There are many applications for the arc length of functions. I came across it when I needed to calculate the length of a density function in an interval $[a,b]$. The formula reads $\displaystyle s=\int\limits_{a}^{b}\sqrt{1+\big[f'(x)\big]^{2}}\,dx$

Do you grasp how this formula arises? No? Let me show you!

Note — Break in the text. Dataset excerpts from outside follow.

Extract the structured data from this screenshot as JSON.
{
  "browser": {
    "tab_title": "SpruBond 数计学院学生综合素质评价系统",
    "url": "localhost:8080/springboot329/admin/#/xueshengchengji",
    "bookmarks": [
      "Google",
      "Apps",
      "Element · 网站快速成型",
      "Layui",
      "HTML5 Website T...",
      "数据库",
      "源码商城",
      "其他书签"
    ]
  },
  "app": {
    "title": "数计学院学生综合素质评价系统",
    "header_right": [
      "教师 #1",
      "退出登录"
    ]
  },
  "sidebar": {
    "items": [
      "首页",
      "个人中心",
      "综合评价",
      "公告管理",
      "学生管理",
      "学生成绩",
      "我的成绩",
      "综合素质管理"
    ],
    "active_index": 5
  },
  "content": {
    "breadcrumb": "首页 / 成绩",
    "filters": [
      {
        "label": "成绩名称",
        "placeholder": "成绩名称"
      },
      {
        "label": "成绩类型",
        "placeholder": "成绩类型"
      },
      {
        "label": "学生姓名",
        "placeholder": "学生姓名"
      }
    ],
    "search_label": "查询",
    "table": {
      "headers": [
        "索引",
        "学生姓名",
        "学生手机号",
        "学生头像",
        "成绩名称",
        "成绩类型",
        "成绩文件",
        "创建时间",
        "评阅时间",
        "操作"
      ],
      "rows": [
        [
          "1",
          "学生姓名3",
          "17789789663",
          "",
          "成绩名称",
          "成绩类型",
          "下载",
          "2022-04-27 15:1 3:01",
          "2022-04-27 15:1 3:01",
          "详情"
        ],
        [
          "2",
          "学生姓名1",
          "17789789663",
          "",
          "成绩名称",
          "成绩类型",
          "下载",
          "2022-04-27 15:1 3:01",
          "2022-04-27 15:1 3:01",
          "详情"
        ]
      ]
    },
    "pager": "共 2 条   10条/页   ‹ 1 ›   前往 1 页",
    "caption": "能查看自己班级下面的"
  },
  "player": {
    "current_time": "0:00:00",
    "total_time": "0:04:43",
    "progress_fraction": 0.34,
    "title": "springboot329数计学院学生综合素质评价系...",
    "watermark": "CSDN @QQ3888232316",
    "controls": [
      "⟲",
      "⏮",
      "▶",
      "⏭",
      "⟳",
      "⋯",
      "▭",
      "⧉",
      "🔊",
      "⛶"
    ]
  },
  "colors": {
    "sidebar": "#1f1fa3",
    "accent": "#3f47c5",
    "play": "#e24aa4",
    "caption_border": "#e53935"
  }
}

I imagined how I zoom into a function $f(x)$  until single points become visisble. Actually, this is not possible from a mathematical point of view – but let’s try for simplicity’s sake 🙂 The following sketch shows what I mean:

As you see, the horizontal distance is denoted by $dx$ while the vertical distance is denoted by $dy$. $dy$ can be expressed in terms of $dx$ and the derivative $f'(x)$: $\displaystyle dy=f'(x)\cdot dx$

At the same time, Pythagoras’ theorem holds and allows us to calculate the infinitesimal distance $ds$. I also applied some manipulations to the expression. $\displaystyle ds=\sqrt{\big(dx\big)^{2}+\big(dy\big)^{2}}=\sqrt{\big(dx\big)^{2}+\big(f'(x)\big)^{2}\cdot \big(dx\big)^{2}}=\sqrt{1+\big(f'(x)\big)^{2}} \, dx$

Adding these endlessly, small sections of the line together is done via a sum. Just write the integral sign in front of the formula. $\displaystyle s=\int\limits_{a}^{b} ds =\int\limits_{a}^{b} \sqrt{1+\big[f'(x)\big]^{2}}\, dx$

Done. 😉